Young Widows: IN AND OUT OF YOUTH AND LIGHTNESS
Posted 4/26/2011 by cal
Young Widows’ previous album, Old Wounds, contained a song called “The Guitar”, in which Evan Patterson sang, “Got addicted at an early age.” It seemed like a mission statement at the time. Now on his band’s third album, Patterson’s addiction has manifested in a signature sound, something he was still working out on 2006’s Settle Down City but that he defined on Old Wounds, and now he’s reveling in it. In And Out Of Youth And Lightness suggests that some day we might refer to Patterson as one of those guitarists you can't mistake for anyone else.
Nearly as important to the YW sound is Nick Thieneman’s thunderous, emotive bass work. Few four-stringists can muscle out equal parts percussion and tone with as much character and force on minimal melody. The less brutal tone of this album has allowed drummer Jeremy McMonigle to develop a more integral role as well. "Young Rivers" starts with a dull drum beat that's Dale Crover-esque, not in style but in intention. In “White Golden Rings”, the absence of guitar for an agonizing stretch of pummeling drums and bass is the most forbidding sound on Earth. The odd thing is that the band has definitely mellowed, but at times the music is heavier than ever before. More hypnotic, still jarring at times…I think the operative word is “overwhelming”.
This is by far the most patient Young Widows have ever sounded. The songs are sonically complex yet starkly minimalist. Somehow they are more accessible but way creepier, less overtly abrasive but darkly subversive. These guys can still bludgeon you (see: “Future Heart”), but the effect is more menacing now that they’ve mastered restraint, as you wait for the punishment that’s surely just around the corner.
The undeniable key is the guitar. On “In And Out Of Lightness”, brilliant melodies fall miraculously together like an afterthought to the rich textures and tones of the strings. “Lean On The Ghost” is thrillingly unpredictable, the way the different guitar themes wind around and arrive at these unexpected, triumphant but unsettling melodic resolutions.

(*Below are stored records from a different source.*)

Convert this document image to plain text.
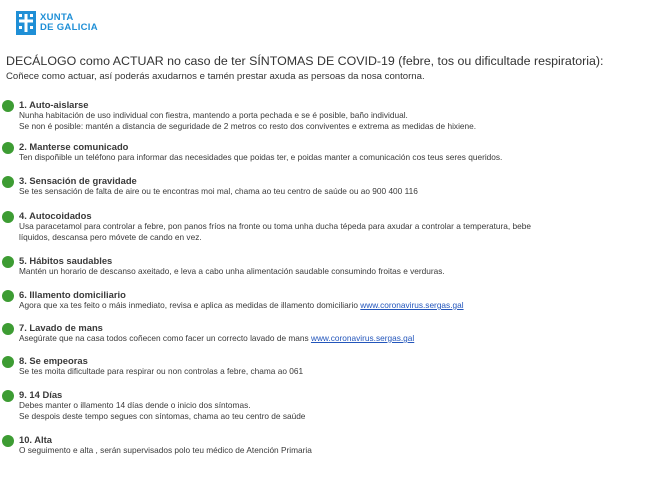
XUNTA
DE GALICIA
DECÁLOGO como ACTUAR no caso de ter SÍNTOMAS DE COVID-19 (febre, tos ou dificultade respiratoria):
Coñece como actuar, así poderás axudarnos e tamén prestar axuda as persoas da nosa contorna.
1. Auto-aislarse
Nunha habitación de uso individual con fiestra, mantendo a porta pechada e se é posible, baño individual.
Se non é posible: mantén a distancia de seguridade de 2 metros co resto dos conviventes e extrema as medidas de hixiene.
2. Manterse comunicado
Ten dispoñible un teléfono para informar das necesidades que poidas ter, e poidas manter a comunicación cos teus seres queridos.
3. Sensación de gravidade
Se tes sensación de falta de aire ou te encontras moi mal, chama ao teu centro de saúde ou ao 900 400 116
4. Autocoidados
Usa paracetamol para controlar a febre, pon panos fríos na fronte ou toma unha ducha tépeda para axudar a controlar a temperatura, bebe
líquidos, descansa pero móvete de cando en vez.
5. Hábitos saudables
Mantén un horario de descanso axeitado, e leva a cabo unha alimentación saudable consumindo froitas e verduras.
6. Illamento domiciliario
Agora que xa tes feito o máis inmediato, revisa e aplica as medidas de illamento domiciliario www.coronavirus.sergas.gal
7. Lavado de mans
Asegúrate que na casa todos coñecen como facer un correcto lavado de mans www.coronavirus.sergas.gal
8. Se empeoras
Se tes moita dificultade para respirar ou non controlas a febre, chama ao 061
9. 14 Días
Debes manter o illamento 14 días dende o inicio dos síntomas.
Se despois deste tempo segues con síntomas, chama ao teu centro de saúde
10. Alta
O seguimento e alta , serán supervisados polo teu médico de Atención Primaria
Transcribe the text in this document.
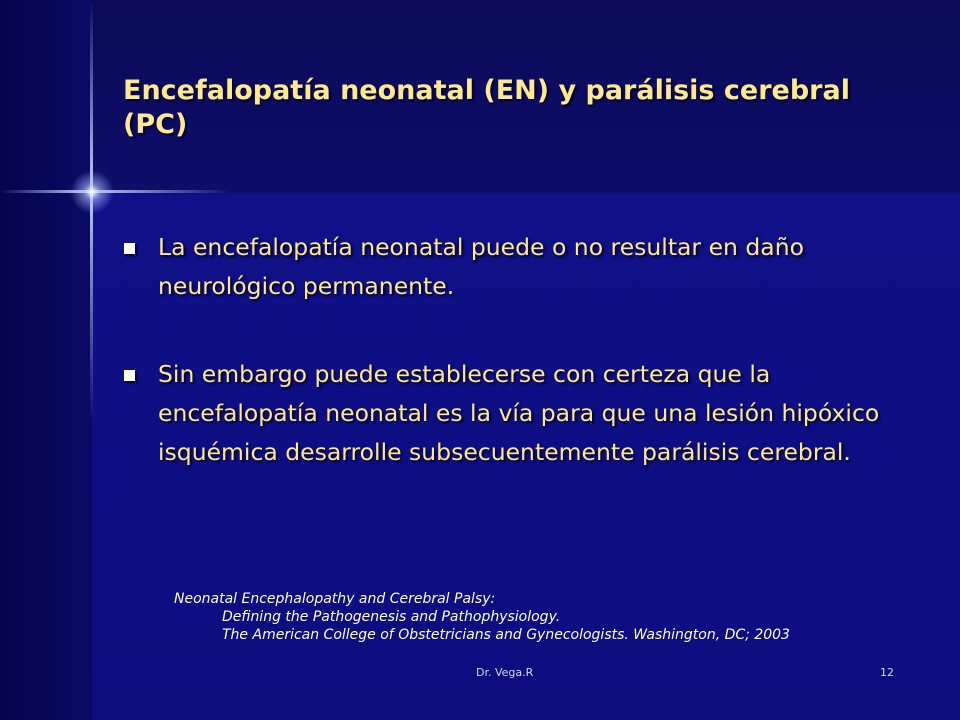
Encefalopatía neonatal (EN) y parálisis cerebral (PC)
La encefalopatía neonatal puede o no resultar en daño neurológico permanente.
Sin embargo puede establecerse con certeza que la encefalopatía neonatal es la vía para que una lesión hipóxico isquémica desarrolle subsecuentemente parálisis cerebral.
Neonatal Encephalopathy and Cerebral Palsy:
Defining the Pathogenesis and Pathophysiology.
The American College of Obstetricians and Gynecologists. Washington, DC; 2003
Dr. Vega.R	12
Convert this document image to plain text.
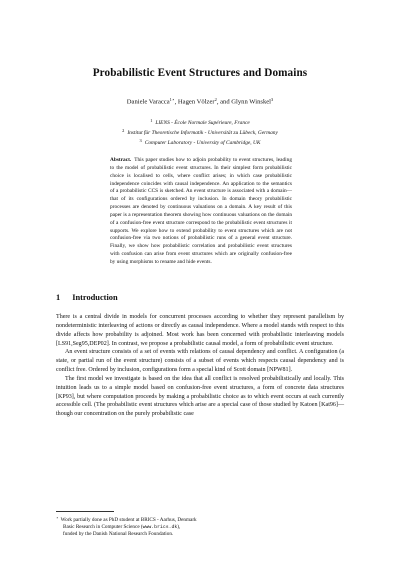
Probabilistic Event Structures and Domains
Daniele Varacca$^{1⋆}$, Hagen Völzer$^2$, and Glynn Winskel$^3$
$^1$ LIENS - École Normale Supérieure, France
$^2$ Institut für Theoretische Informatik - Universität zu Lübeck, Germany
$^3$ Computer Laboratory - University of Cambridge, UK
Abstract. This paper studies how to adjoin probability to event structures, leading to the model of probabilistic event structures. In their simplest form probabilistic choice is localised to cells, where conflict arises; in which case probabilistic independence coincides with causal independence. An application to the semantics of a probabilistic CCS is sketched. An event structure is associated with a domain—that of its configurations ordered by inclusion. In domain theory probabilistic processes are denoted by continuous valuations on a domain. A key result of this paper is a representation theorem showing how continuous valuations on the domain of a confusion-free event structure correspond to the probabilistic event structures it supports. We explore how to extend probability to event structures which are not confusion-free via two notions of probabilistic runs of a general event structure. Finally, we show how probabilistic correlation and probabilistic event structures with confusion can arise from event structures which are originally confusion-free by using morphisms to rename and hide events.
1 Introduction

There is a central divide in models for concurrent processes according to whether they represent parallelism by nondeterministic interleaving of actions or directly as causal independence. Where a model stands with respect to this divide affects how probability is adjoined. Most work has been concerned with probabilistic interleaving models [LS91,Seg95,DEP02]. In contrast, we propose a probabilistic causal model, a form of probabilistic event structure.

An event structure consists of a set of events with relations of causal dependency and conflict. A configuration (a state, or partial run of the event structure) consists of a subset of events which respects causal dependency and is conflict free. Ordered by inclusion, configurations form a special kind of Scott domain [NPW81].

The first model we investigate is based on the idea that all conflict is resolved probabilistically and locally. This intuition leads us to a simple model based on confusion-free event structures, a form of concrete data structures [KP93], but where computation proceeds by making a probabilistic choice as to which event occurs at each currently accessible cell. (The probabilistic event structures which arise are a special case of those studied by Katoen [Kat96]—though our concentration on the purely probabilistic case

⋆ Work partially done as PhD student at BRICS - Aarhus, Denmark
Basic Research in Computer Science (www.brics.dk),
funded by the Danish National Research Foundation.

The riffs of “The Muted Man”…the way Patterson picks them out with an agonizing precision of movement...they're not complex riffs in the slightest, but the manner in which they're played is like the way Judy Garland's lips twisted around words.
"These wild dreams are wrong/All you want is a few more guns/To show what damage you can do/You're gonna aim everywhere and run", Patterson sings on album-closer “In And Out Of Youth”. It’s delivered more as a warning than an accusation, tying up an hour’s worth of treatises on the transitory nature of things. The band’s freaky skull mascot is rendered in roses and bees for the album cover this time around. It’s a small step back from the aggressive pessimism of albums past; maybe Patterson is finally able to enjoy his own craftsmanship as much as his fans do.